'Right step' for Zibanejad
Sens send rookie to Sweden
BRUCE GARRIOCH, QMI Agency
OTTAWA - Mika Zibanejad was the last one off the ice Wednesday after Senators practice at Scotiabank Place.
Not long after, he found out it would be his final NHL skate this season.
Zibanejad put on a brave face after GM Bryan Murray told the 18-year-old Swedish centre he was being sent back to Sweden.
It wasn’t surprising. The Senators’ first-round draft pick from June will play for Djurgarden IF, giving him a chance to get more seasoning before he returns next September.
The Senators were forced to make a decision before Zibanejad’s NHL contract officially kicked in if he played his 10th game of the season Thursday against Florida.
“It’s hard to say (if I was surprised). I wanted to stay, but I knew there were options to send me home,” said Zibanejad. “I was prepared for that and I was prepared to stay. I’m going home. It’s sad, but on other hand it’s a good thing for me.
“It’s going to be a chance for me to improve my game. I’m going to a place where I know the coach, my teammates and everything around. That’s my hometown so I’ll be comfortable and I can focus on improving my game. That’s really good for me.”
Zibanejad, who was still living in a hotel, was given every opportunity to impress by coach Paul MacLean, but had just one assist.
The Senators know he has more offensive potential than that and want to get his confidence back in the Swedish Elite League. He’ll also get a chance to play at the world juniors.
Murray said he felt Zibanejad was playing careful.
“We think for the long-term development and to give him a chance to become what we believe he has a chance to become — a quality NHL player — this is the right step for him at this moment,” said Murray.
“It’s very difficult. (MacLean) played him 14 minutes (Tuesday). He’s a big, strong and a good-skating young man.
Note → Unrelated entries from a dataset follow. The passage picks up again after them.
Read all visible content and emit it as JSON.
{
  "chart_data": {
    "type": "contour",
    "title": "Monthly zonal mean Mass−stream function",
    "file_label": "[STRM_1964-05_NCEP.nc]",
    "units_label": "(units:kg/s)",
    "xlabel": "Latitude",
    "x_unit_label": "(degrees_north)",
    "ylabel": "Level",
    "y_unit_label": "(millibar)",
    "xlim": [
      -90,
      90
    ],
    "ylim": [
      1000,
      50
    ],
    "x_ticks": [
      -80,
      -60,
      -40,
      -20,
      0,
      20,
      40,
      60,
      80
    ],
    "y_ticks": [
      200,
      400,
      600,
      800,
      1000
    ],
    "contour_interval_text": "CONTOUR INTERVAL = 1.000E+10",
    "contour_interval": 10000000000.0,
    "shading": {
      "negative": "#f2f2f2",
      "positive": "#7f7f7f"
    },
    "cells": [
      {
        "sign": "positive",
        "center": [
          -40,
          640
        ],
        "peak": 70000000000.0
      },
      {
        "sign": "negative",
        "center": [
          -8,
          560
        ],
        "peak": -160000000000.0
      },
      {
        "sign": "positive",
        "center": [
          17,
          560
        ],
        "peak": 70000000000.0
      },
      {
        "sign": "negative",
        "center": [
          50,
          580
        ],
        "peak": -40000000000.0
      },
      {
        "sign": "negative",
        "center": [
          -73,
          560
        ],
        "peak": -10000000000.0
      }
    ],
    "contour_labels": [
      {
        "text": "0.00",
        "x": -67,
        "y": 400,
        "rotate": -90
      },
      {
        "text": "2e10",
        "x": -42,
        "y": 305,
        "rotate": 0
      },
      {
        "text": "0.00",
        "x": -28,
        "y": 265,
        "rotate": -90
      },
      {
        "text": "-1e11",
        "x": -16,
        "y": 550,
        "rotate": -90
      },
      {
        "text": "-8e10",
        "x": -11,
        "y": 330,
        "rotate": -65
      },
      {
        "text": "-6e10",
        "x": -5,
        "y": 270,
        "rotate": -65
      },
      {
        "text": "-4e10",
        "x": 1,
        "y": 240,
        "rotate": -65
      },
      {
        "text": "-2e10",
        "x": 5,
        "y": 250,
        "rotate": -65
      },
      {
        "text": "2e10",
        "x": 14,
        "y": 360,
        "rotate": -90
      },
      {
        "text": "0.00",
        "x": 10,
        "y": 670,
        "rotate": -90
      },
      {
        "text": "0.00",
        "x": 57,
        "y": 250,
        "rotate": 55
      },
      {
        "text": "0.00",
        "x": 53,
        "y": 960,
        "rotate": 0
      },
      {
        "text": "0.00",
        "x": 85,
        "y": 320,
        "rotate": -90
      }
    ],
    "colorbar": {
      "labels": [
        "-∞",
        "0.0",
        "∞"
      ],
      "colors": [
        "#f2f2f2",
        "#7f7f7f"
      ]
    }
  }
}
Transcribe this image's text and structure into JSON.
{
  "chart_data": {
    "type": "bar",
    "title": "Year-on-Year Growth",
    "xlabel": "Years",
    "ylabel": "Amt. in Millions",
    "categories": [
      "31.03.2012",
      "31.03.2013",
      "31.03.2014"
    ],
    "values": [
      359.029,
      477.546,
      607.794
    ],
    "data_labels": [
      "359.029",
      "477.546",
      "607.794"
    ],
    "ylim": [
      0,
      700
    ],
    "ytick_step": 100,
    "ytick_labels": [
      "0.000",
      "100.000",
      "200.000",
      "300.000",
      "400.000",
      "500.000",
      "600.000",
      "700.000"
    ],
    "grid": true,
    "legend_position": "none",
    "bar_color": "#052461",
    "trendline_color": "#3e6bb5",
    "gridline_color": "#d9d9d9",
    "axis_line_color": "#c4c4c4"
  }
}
We’re sending him back to have the puck, to have the chance to score points and to be a legitimate Top 6 NHL player.
“At 18, he was playing the last little bit to survive and not make mistakes, rather than be the creative kind of kid we want him to be. From a selfish point of view, it was very difficult. We like him. He’s a guy that would work hard and do everything the coaches would ask”
Before Zibanejad left, Murray asked captain Daniel Alfredsson to sit down with the youngster. Alfredsson said he agreed with the decision and felt that the uncertainty was weighing on Zibanejad the last few games.
“(These were) anxious days for him,” said Alfredsson. “He’s got a brilliant career ahead of him. He’s 18 years old. You play all the scenarios through your head.
“I think we made it tougher for (Zibanejad) with the way we started. He was thrown into the fire right away with some of the games that we had. If we got off to a better start, it’s a different story, I think. Overall, you see the potential and willingness to do well. He’s looking good.”
MacLean said this is the best case scenario for Zibanejad.
“We don’t want him to just be a third- or fourth line checker, we want him to be a front-line player.”